Query HTML using CSS selectors, extract JSON from LD+JSON and JavaScript variables
Maintainer(s):
onnimonni
Installing and Loading
INSTALL html_query FROM community;
LOAD html_query;
Example
-- Extract text from first matching element
SELECT html_query('<html><title>Hello World</title></html>', 'title', '@text');
┌─────────────┐
│ html_query │
│ varchar │
├─────────────┤
│ Hello World │
└─────────────┘
-- Extract all matching elements as VARCHAR[]
SELECT html_query_all('<div><p>First</p><p>Second</p></div>', 'p', '@text');
┌────────────────┐
│ html_query_all │
│ varchar[] │
├────────────────┤
│ [First,Second] │
└────────────────┘
-- Extract JSON from LD+JSON scripts (returns array)
SELECT html_extract_json(
'<script type="application/ld+json">{"name":"Product"}</script>',
'script[type="application/ld+json"]'
);
┌──────────────────────────┐
│ html_extract_json │
│ varchar │
├──────────────────────────┤
│ [{"name":"Product"}] │
└──────────────────────────┘
About html_query
html_query is a DuckDB extension for querying HTML using CSS selectors.
Functions
| Function | Returns | Description |
|---|---|---|
html_query(html, selector?, extract?) |
VARCHAR | First matching element |
html_query_all(html, selector?, extract?) |
VARCHAR[] | All matching elements as list |
html_extract_json(html, selector, var_pattern?) |
JSON array | JSON from script tags |
All functions accept both VARCHAR and BLOB input types.
Extract Parameter
The extract parameter specifies what to extract from matched elements:
| Value | Description |
|---|---|
| (omitted) | Full HTML of element |
@text or text |
Inner text content |
@href, href |
href attribute |
@src, src |
src attribute |
data-test-id |
Any attribute name |
['@href', '@text'] |
Multiple attributes as JSON object |
html_query(html, selector, extract)
Extract first HTML element matching CSS selector.
Examples:
SELECT html_query(html, 'title', '@text') FROM pages;
SELECT html_query(html, 'a.nav-link', '@href') FROM pages;
SELECT html_query(html, 'div.content') FROM pages; -- returns HTML
html_query_all(html, selector, extract)
Extract all HTML elements matching CSS selector as VARCHAR[].
Examples:
SELECT html_query_all(html, 'a', '@href') FROM pages;
-- Returns: [/home, /about, /contact]
SELECT list_extract(html_query_all(html, 'a', '@href'), 2) FROM pages;
-- Access second element
SELECT html_query_all(html, 'a', ['@href', '@text']) FROM pages;
-- Returns: [{"href":"/home","text":"Home"}, ...]
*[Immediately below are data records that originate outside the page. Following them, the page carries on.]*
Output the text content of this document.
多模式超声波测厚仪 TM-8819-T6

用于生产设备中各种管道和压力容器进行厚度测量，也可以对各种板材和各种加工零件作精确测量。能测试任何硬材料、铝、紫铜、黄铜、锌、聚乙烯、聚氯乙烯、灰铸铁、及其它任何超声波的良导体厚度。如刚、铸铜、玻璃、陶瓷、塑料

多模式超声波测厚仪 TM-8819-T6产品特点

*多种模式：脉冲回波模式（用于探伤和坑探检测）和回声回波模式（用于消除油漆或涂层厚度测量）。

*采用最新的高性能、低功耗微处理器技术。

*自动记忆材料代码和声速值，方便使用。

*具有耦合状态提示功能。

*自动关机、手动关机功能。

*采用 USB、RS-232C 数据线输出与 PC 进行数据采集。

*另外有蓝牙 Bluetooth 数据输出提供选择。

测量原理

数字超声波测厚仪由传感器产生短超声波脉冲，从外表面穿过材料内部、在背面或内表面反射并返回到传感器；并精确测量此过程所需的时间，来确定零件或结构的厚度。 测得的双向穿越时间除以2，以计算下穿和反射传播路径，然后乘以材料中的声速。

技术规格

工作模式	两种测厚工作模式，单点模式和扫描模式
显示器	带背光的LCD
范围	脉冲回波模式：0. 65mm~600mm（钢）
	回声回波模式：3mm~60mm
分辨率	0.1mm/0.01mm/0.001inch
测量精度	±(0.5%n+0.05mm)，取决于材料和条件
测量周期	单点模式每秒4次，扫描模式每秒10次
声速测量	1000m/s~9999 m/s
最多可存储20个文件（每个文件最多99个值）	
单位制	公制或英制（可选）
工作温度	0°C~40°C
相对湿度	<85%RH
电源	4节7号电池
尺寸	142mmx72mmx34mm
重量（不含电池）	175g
html_extract_json(html, selector, var_pattern)
Extract JSON from HTML scripts. Supports LD+JSON and JavaScript variables. Always returns a JSON array.
Examples:
-- Extract LD+JSON (decodes HTML entities)
SELECT html_extract_json(html, 'script[type="application/ld+json"]')->0 FROM pages;
-- Extract JS variable (decodes hex escapes like \x22)
SELECT html_extract_json(html, 'script', 'var config')->0 FROM pages;
CSS Selectors
- Tag:
div,p,a - Class:
.classname - ID:
#idname - Attribute:
[href],[type="application/ld+json"] - Pseudo:
:first-child,:last-child,:nth-child(n) - Combinators:
div > p,div p
Added Functions
| function_name | function_type | description | comment | examples |
|---|---|---|---|---|
| html_extract_json | scalar | NULL | NULL | |
| html_query | scalar | NULL | NULL | |
| html_query_all | scalar | NULL | NULL |